Posted 3 May 2012, 7:43 p.m. Suggest removal

(jerry carlton) jlc says...

Tom Really liked your quotes from the Bible but I would suspect Barbara is New Age or Budhist. I used to hunt ducks but am too old and lazy and no longer have a retriever. Loved to watch that dog work. The government will take my guns from my cold dead hands after they kill me if it ever comes to that.

Posted 4 May 2012, 5:31 p.m. Suggest removal

(mark hartless) markhartless says...

No Tom.
For some reason the goose or duck doesn't sadden me as much.
I have seen a lot of killing and I just don't like killing anything anymore, and cranes seem special.
I know that is not a logical position and I would never make the claim, as some have, that emotion is a satisfactory foundation for this decision.
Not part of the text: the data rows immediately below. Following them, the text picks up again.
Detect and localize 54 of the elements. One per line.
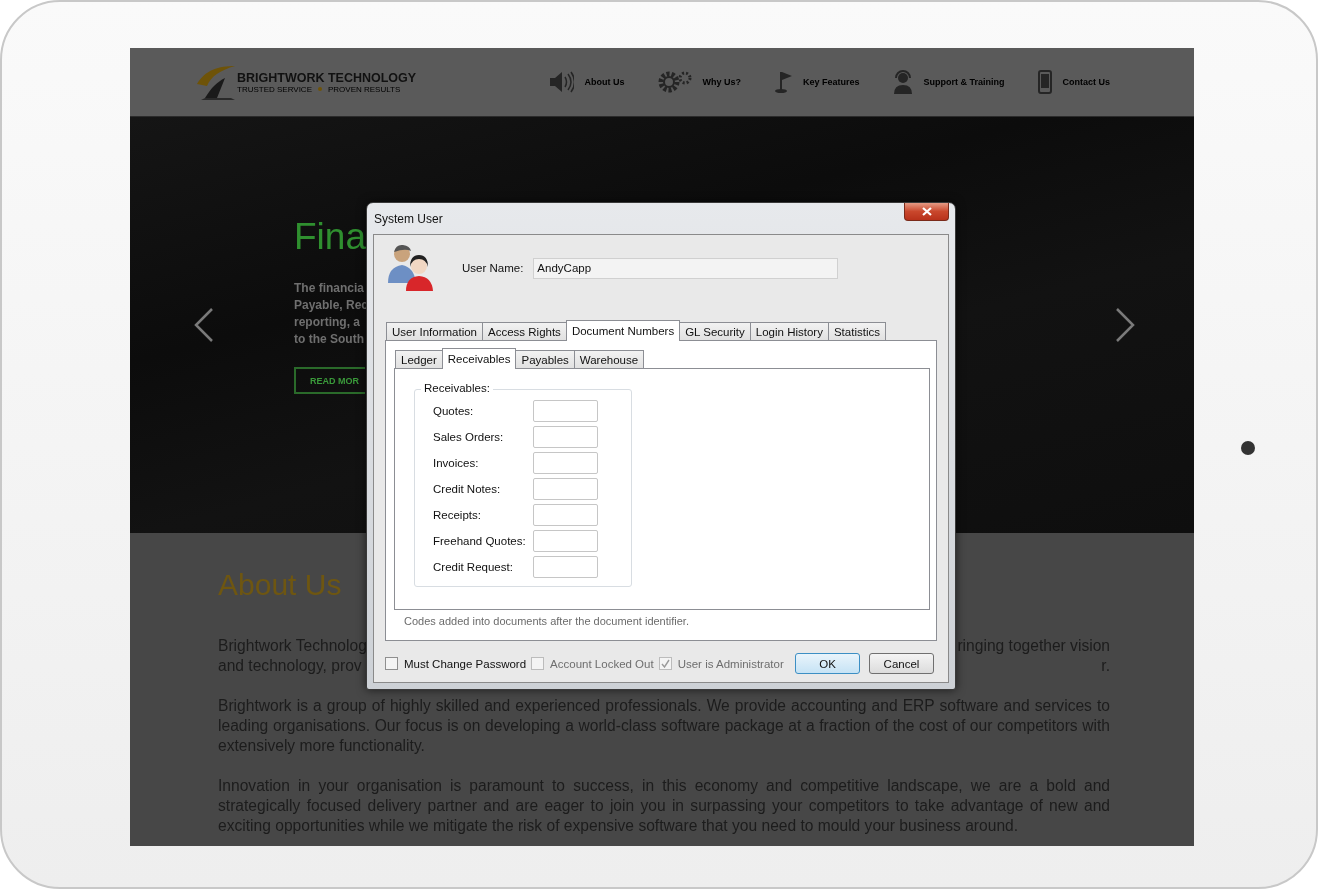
field-label: Receipts:: [433, 509, 482, 521]
camera-dot: [1241, 441, 1255, 455]
dialog-button[interactable]: OK: [795, 653, 860, 674]
checkbox-label: User is Administrator: [677, 657, 784, 670]
tagline-text: PROVEN RESULTS: [328, 84, 401, 94]
tab[interactable]: Login History: [749, 322, 829, 340]
tab[interactable]: Warehouse: [573, 350, 645, 368]
hero-heading: Fina: [294, 215, 366, 259]
headset-person-icon: [893, 70, 914, 94]
input-field[interactable]: [533, 400, 598, 422]
hero-text-line: reporting, a: [294, 314, 360, 331]
brand-name: BRIGHTWORK TECHNOLOGY: [237, 70, 417, 85]
user-name-field[interactable]: AndyCapp: [533, 257, 839, 279]
input-field[interactable]: [533, 426, 598, 448]
field-label: Sales Orders:: [433, 431, 505, 443]
flag-icon: [774, 70, 793, 94]
tab[interactable]: Receivables: [441, 348, 517, 369]
close-icon: [921, 207, 932, 216]
field-label: Quotes:: [433, 405, 475, 417]
tab[interactable]: Payables: [515, 350, 575, 368]
checkbox[interactable]: [385, 657, 398, 670]
phone-icon: [1038, 70, 1053, 94]
input-field[interactable]: [533, 504, 598, 526]
dot-icon: [318, 87, 322, 91]
dialog-button[interactable]: Cancel: [869, 653, 934, 674]
hero-text-line: The financia: [294, 280, 364, 297]
checkbox-label: Account Locked Out: [550, 657, 654, 670]
tab[interactable]: Ledger: [395, 350, 443, 368]
tab[interactable]: Document Numbers: [565, 320, 681, 341]
tab[interactable]: GL Security: [679, 322, 751, 340]
hint-text: Codes added into documents after the document identifier.: [404, 615, 690, 627]
input-field[interactable]: [533, 530, 598, 552]
close-button[interactable]: [904, 203, 949, 221]
field-label: Credit Notes:: [433, 483, 502, 495]
gears-icon: [658, 70, 693, 94]
group-title: Receivables:: [421, 382, 493, 394]
checkbox-label: Must Change Password: [404, 657, 527, 670]
tab[interactable]: Statistics: [827, 322, 886, 340]
hero-text-line: Payable, Rec: [294, 297, 369, 314]
input-field[interactable]: [533, 556, 598, 578]
user-name-label: User Name:: [462, 262, 524, 274]
input-field[interactable]: [533, 478, 598, 500]
window-title: System User: [374, 212, 443, 226]
field-label: Freehand Quotes:: [433, 535, 527, 547]
tab[interactable]: Access Rights: [482, 322, 567, 340]
users-icon: [386, 243, 436, 293]
field-label: Invoices:: [433, 457, 480, 469]
input-field[interactable]: [533, 452, 598, 474]
tagline-text: TRUSTED SERVICE: [237, 84, 312, 94]
hero-text-line: to the South: [294, 331, 364, 348]
field-label: Credit Request:: [433, 561, 514, 573]
speaker-icon: [549, 71, 575, 93]
read-more-button[interactable]: READ MOR: [294, 367, 365, 394]
tab[interactable]: User Information: [386, 322, 483, 340]
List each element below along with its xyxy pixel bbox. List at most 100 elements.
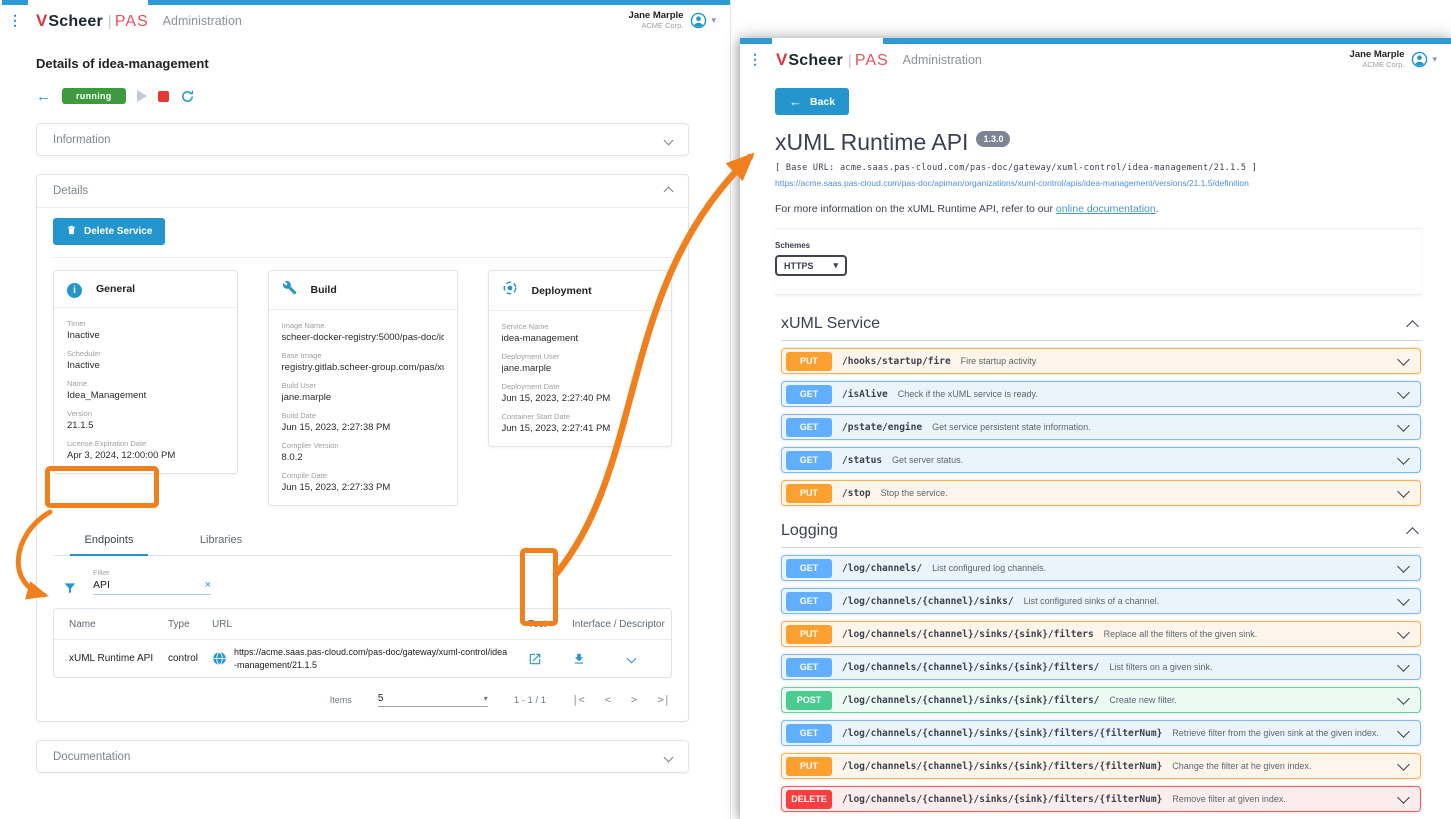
endpoint-url[interactable]: https://acme.saas.pas-cloud.com/pas-doc/… [234,646,524,670]
expand-endpoint-chevron-icon[interactable] [1397,484,1410,498]
filter-funnel-icon[interactable] [63,581,77,595]
test-open-in-new-icon[interactable] [528,652,542,666]
expand-endpoint-chevron-icon[interactable] [1397,658,1410,672]
api-definition-link[interactable]: https://acme.saas.pas-cloud.com/pas-doc/… [775,178,1421,188]
api-endpoint-row[interactable]: POST/log/channels/{channel}/sinks/{sink}… [781,687,1421,713]
expand-endpoint-chevron-icon[interactable] [1397,790,1410,804]
api-endpoint-row[interactable]: PUT/log/channels/{channel}/sinks/{sink}/… [781,621,1421,647]
filter-input[interactable]: Filter API × [93,568,211,595]
user-avatar-icon[interactable] [1411,51,1428,68]
api-endpoint-row[interactable]: GET/log/channels/{channel}/sinks/List co… [781,588,1421,614]
stop-icon[interactable] [157,90,169,102]
user-org: ACME Corp. [641,20,684,30]
user-avatar-icon[interactable] [690,12,707,29]
endpoint-description: List configured log channels. [932,563,1047,573]
api-endpoint-row[interactable]: GET/status Get server status. [781,447,1421,473]
expand-endpoint-chevron-icon[interactable] [1397,724,1410,738]
filter-value[interactable]: API [93,579,110,591]
method-badge: PUT [786,624,832,644]
endpoints-table: Name Type URL Test Interface / Descripto… [53,608,672,678]
schemes-select[interactable]: HTTPS ▾ [775,255,847,276]
page-range: 1 - 1 / 1 [513,694,547,706]
field-value: Idea_Management [67,390,147,401]
endpoint-description: Remove filter at given index. [1172,794,1286,804]
kebab-menu-icon[interactable]: ⋮ [8,12,28,29]
api-section-header[interactable]: Persistent State classes [781,812,1421,819]
delete-service-button[interactable]: Delete Service [53,218,166,245]
filter-row: Filter API × [53,568,672,595]
api-endpoint-row[interactable]: PUT/log/channels/{channel}/sinks/{sink}/… [781,753,1421,779]
top-strip-segment [148,0,730,5]
method-badge: GET [786,417,832,437]
expand-row-chevron-icon[interactable] [626,653,637,664]
expand-endpoint-chevron-icon[interactable] [1397,592,1410,606]
collapse-section-chevron-icon[interactable] [1406,526,1419,540]
endpoint-path: /status [842,454,883,466]
field-label: Service Name [501,322,549,331]
api-endpoint-row[interactable]: GET/isAlive Check if the xUML service is … [781,381,1421,407]
play-icon[interactable] [136,90,147,102]
method-badge: GET [786,723,832,743]
field-label: Scheduler [67,349,101,358]
documentation-panel[interactable]: Documentation [36,740,689,773]
chevron-up-icon[interactable] [663,186,674,196]
card-header: Deployment [488,271,671,311]
endpoint-description: Retrieve filter from the given sink at t… [1172,728,1379,738]
clear-filter-icon[interactable]: × [205,579,211,591]
field-value: Inactive [67,360,100,371]
page-size-select[interactable]: 5 ▾ [377,693,488,707]
user-org: ACME Corp. [1362,59,1405,69]
api-section: xUML Service PUT/hooks/startup/fire Fire s… [781,299,1421,506]
information-panel[interactable]: Information [36,123,689,156]
api-endpoint-row[interactable]: DELETE/log/channels/{channel}/sinks/{sin… [781,786,1421,812]
first-page-button[interactable]: |< [572,694,585,706]
field-label: License Expiration Date [67,439,147,448]
expand-endpoint-chevron-icon[interactable] [1397,418,1410,432]
expand-endpoint-chevron-icon[interactable] [1397,757,1410,771]
last-page-button[interactable]: >| [657,694,670,706]
next-page-button[interactable]: > [631,694,637,706]
expand-endpoint-chevron-icon[interactable] [1397,691,1410,705]
back-arrow-icon[interactable]: ← [36,88,51,105]
api-section-header[interactable]: xUML Service [781,299,1421,341]
online-documentation-link[interactable]: online documentation [1056,203,1156,215]
tab-libraries[interactable]: Libraries [165,524,277,555]
api-section-header[interactable]: Logging [781,506,1421,548]
endpoint-description: List filters on a given sink. [1109,662,1213,672]
method-badge: DELETE [786,789,832,809]
expand-endpoint-chevron-icon[interactable] [1397,352,1410,366]
field-value: 8.0.2 [281,452,303,463]
back-button[interactable]: ← Back [775,88,850,115]
app-bar: ⋮ V Scheer | PAS Administration Jane Mar… [0,5,730,36]
api-endpoint-row[interactable]: GET/pstate/engine Get service persistent … [781,414,1421,440]
endpoint-path: /hooks/startup/fire [842,355,951,367]
expand-endpoint-chevron-icon[interactable] [1397,385,1410,399]
collapse-section-chevron-icon[interactable] [1406,319,1419,333]
endpoint-description: Get service persistent state information… [932,422,1091,432]
field-label: Compiler Version [281,441,339,450]
kebab-menu-icon[interactable]: ⋮ [748,51,768,68]
tab-endpoints[interactable]: Endpoints [53,524,165,556]
expand-endpoint-chevron-icon[interactable] [1397,625,1410,639]
api-endpoint-row[interactable]: GET/log/channels/{channel}/sinks/{sink}/… [781,654,1421,680]
api-endpoint-row[interactable]: GET/log/channels/List configured log cha… [781,555,1421,581]
method-badge: GET [786,384,832,404]
prev-page-button[interactable]: < [605,694,611,706]
expand-endpoint-chevron-icon[interactable] [1397,451,1410,465]
restart-icon[interactable] [180,89,195,104]
chevron-down-icon[interactable] [663,135,674,145]
card-body: Service Name idea-management Deployment Us… [489,311,672,446]
api-section-title: Logging [781,522,838,539]
method-badge: PUT [786,483,832,503]
user-menu-caret-icon[interactable]: ▾ [711,15,716,26]
api-endpoint-row[interactable]: GET/log/channels/{channel}/sinks/{sink}/… [781,720,1421,746]
endpoint-path: /isAlive [842,388,888,400]
api-endpoint-row[interactable]: PUT/stop Stop the service. [781,480,1421,506]
download-descriptor-icon[interactable] [572,652,586,666]
card-body: Timer Inactive Scheduler Inactive Name Idea_M… [54,308,237,473]
api-endpoint-row[interactable]: PUT/hooks/startup/fire Fire startup activ… [781,348,1421,374]
chevron-down-icon[interactable] [663,752,674,762]
expand-endpoint-chevron-icon[interactable] [1397,559,1410,573]
field-label: Compile Date [281,471,327,480]
user-menu-caret-icon[interactable]: ▾ [1432,54,1437,65]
I agree that Wildlife people get it right most times and they should make the decision having the best interests of the birds in mind.

This emotion-based clap-trap is exactly what gave us dead pine trees from New Mexico to Canada.

I would only add a word of thanks to you Tom for having the courage to speak to this issue in the face of so much unfounded and overly emotional hostility which has become so commonplace. The silent majority needs to speak up more often.